Prime Minister Hun Sen on Mon­day once again laid into the UN Tran­sitional Authority in Cambo­dia—the UN-led operation that ad­ministered the country ahead of the historic 1993 election—saying that he would continue to call it a failure un­til the day he died.

Speaking at a ceremony at Ang­kor Wat also attended by Unesco officials, Hun Sen took a dig at the UN for—among other things—their organizing of the 1993 vote, which he called “the worst.”

The CPP suffered its only defeat at the polls in 1993, losing to Fun­cinpec in the country’s first post-conflict, democratic election.

“Don’t work with the United Na­tions. I speak the truth; the Cam­bodian election was the worst,” the premier said. “They [Untac] smuggled everything in Cambodia. They sold Untac’s materials in markets…. Those cars they claimed were sto­len, Untac stole themselves.”

“I can’t stop talking about Untac; I will continue to talk until the day I die,” he added.

Hun Sen went on to say that Un­tac was scared of the Khmer Rouge, pointing to a story when two teen­age Khmer Rouge soldiers manning a makeshift roadblock successfully stopped Untac chief Ya­sushi Akashi from traveling to Pailin.
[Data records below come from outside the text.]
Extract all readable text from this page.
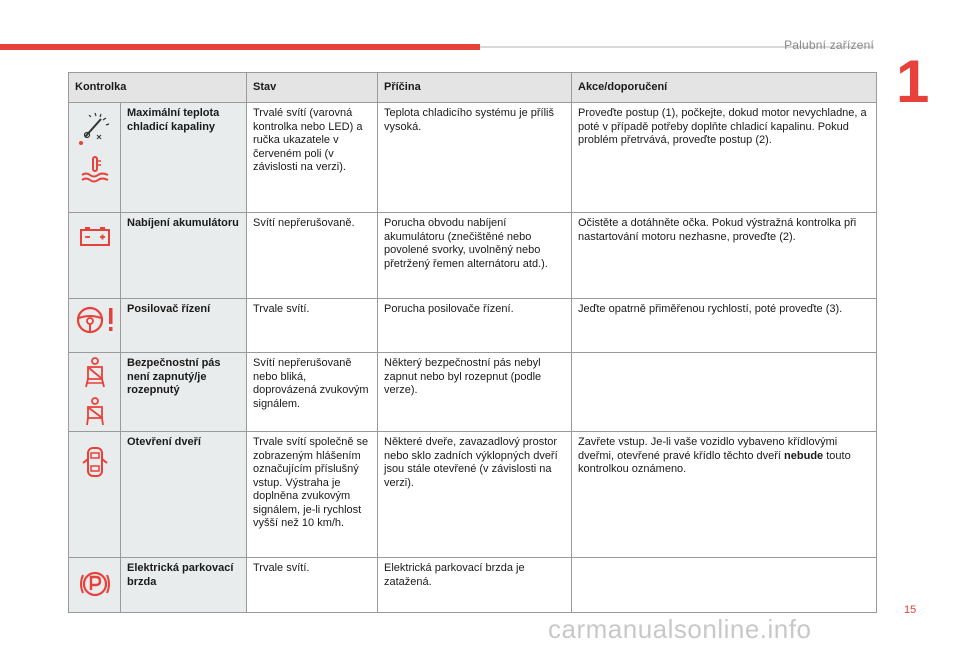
Palubní zařízení
1
Kontrolka		Stav	Příčina	Akce/doporučení

	Maximální teplota chladicí kapaliny	Trvalé svítí (varovná kontrolka nebo LED) a ručka ukazatele v červeném poli (v závislosti na verzi).	Teplota chladicího systému je příliš vysoká.	Proveďte postup (1), počkejte, dokud motor nevychladne, a poté v případě potřeby doplňte chladicí kapalinu. Pokud problém přetrvává, proveďte postup (2).

	Nabíjení akumulátoru	Svítí nepřerušovaně.	Porucha obvodu nabíjení akumulátoru (znečištěné nebo povolené svorky, uvolněný nebo přetržený řemen alternátoru atd.).	Očistěte a dotáhněte očka. Pokud výstražná kontrolka při nastartování motoru nezhasne, proveďte (2).

	Posilovač řízení	Trvale svítí.	Porucha posilovače řízení.	Jeďte opatrně přiměřenou rychlostí, poté proveďte (3).

	Bezpečnostní pás není zapnutý/je rozepnutý	Svítí nepřerušovaně nebo bliká, doprovázená zvukovým signálem.	Některý bezpečnostní pás nebyl zapnut nebo byl rozepnut (podle verze).	

	Otevření dveří	Trvale svítí společně se zobrazeným hlášením označujícím příslušný vstup. Výstraha je doplněna zvukovým signálem, je-li rychlost vyšší než 10 km/h.	Některé dveře, zavazadlový prostor nebo sklo zadních výklopných dveří jsou stále otevřené (v závislosti na verzi).	Zavřete vstup. Je-li vaše vozidlo vybaveno křídlovými dveřmi, otevřené pravé křídlo těchto dveří nebude touto kontrolkou oznámeno.

	Elektrická parkovací brzda	Trvale svítí.	Elektrická parkovací brzda je zatažená.	
15
carmanualsonline.info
“Those young Khmer Rouge soldiers…if they are alive they will be invited to become heroes,” Hun Sen continued. “I want to give them money.”
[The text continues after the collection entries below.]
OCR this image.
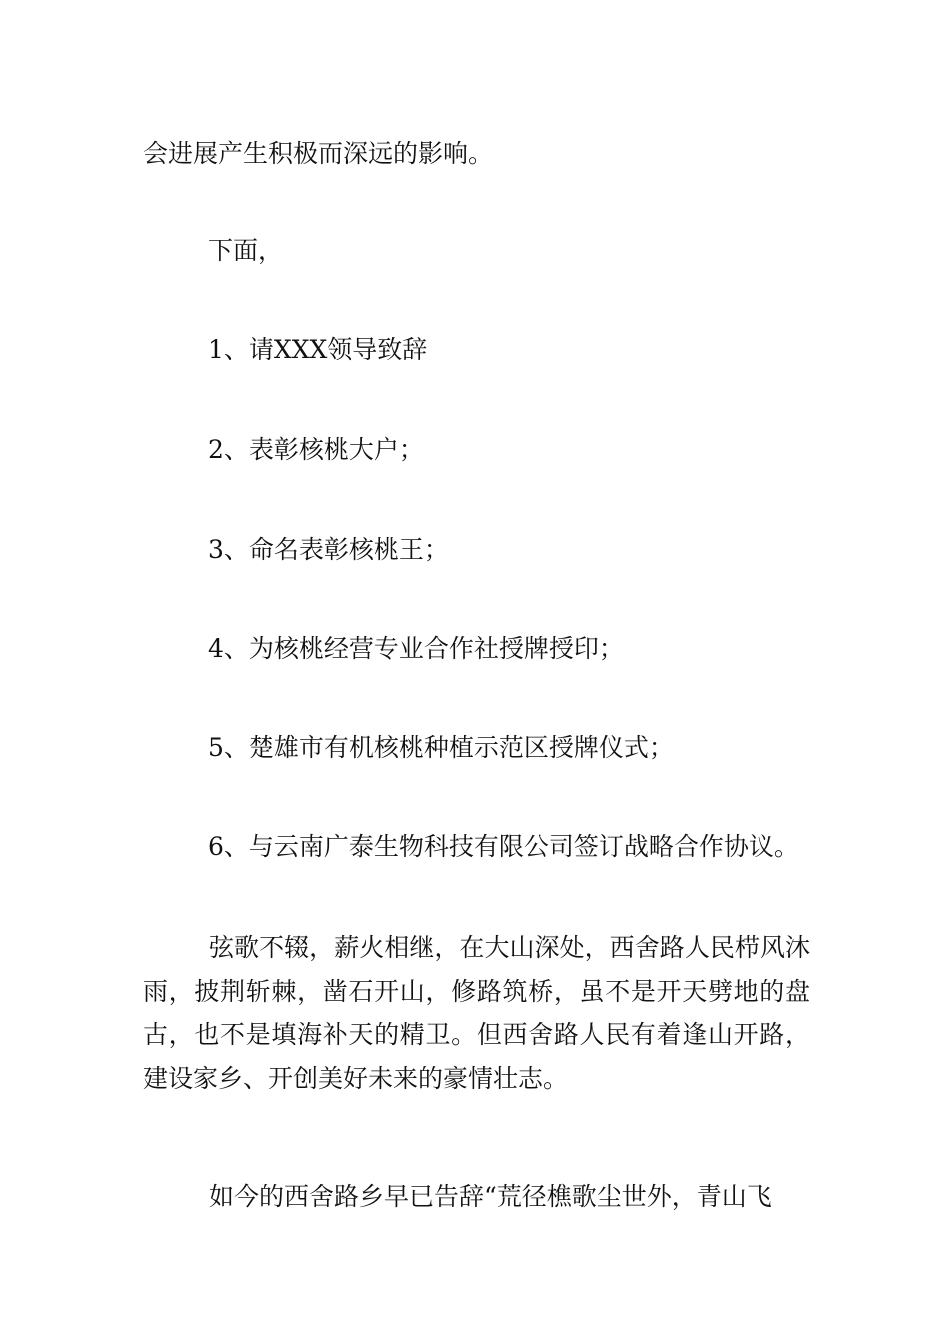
会进展产生积极而深远的影响。
下面，
1、请XXX领导致辞
2、表彰核桃大户；
3、命名表彰核桃王；
4、为核桃经营专业合作社授牌授印；
5、楚雄市有机核桃种植示范区授牌仪式；
6、与云南广泰生物科技有限公司签订战略合作协议。
弦歌不辍，薪火相继，在大山深处，西舍路人民栉风沐雨，披荆斩棘，凿石开山，修路筑桥，虽不是开天劈地的盘古，也不是填海补天的精卫。但西舍路人民有着逢山开路，建设家乡、开创美好未来的豪情壮志。
如今的西舍路乡早已告辞“荒径樵歌尘世外，青山飞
A spokeswoman from the UN Development Program in Phnom Penh said in an e-mail Monday that UN Resident Coordinator Douglas Broderick could not comment on the prime minister’s remarks be­cause he had not heard the speech.

Constitutional Council member Son Soubert, who served as Nation­al Assembly second vice president after the 1993 election, said that U­n­tac brought peace to Cambodia, and that any failings it may have had were the result of the lack of cooperation it received from the CPP and the Khmer Rouge.

“After the Paris Peace Accords, without Untac we wouldn’t have had peace,” said Son Soubert, who is also the son of Son Sann, the highly respected leader of the republican faction during the turbulent 1980s.

“Untac did proper work. Untac gave justice to all political parties,” he said, adding that Funcinpec was able to win the 1993 election be­cause people were free to vote how they wanted in the UN-monitored vote.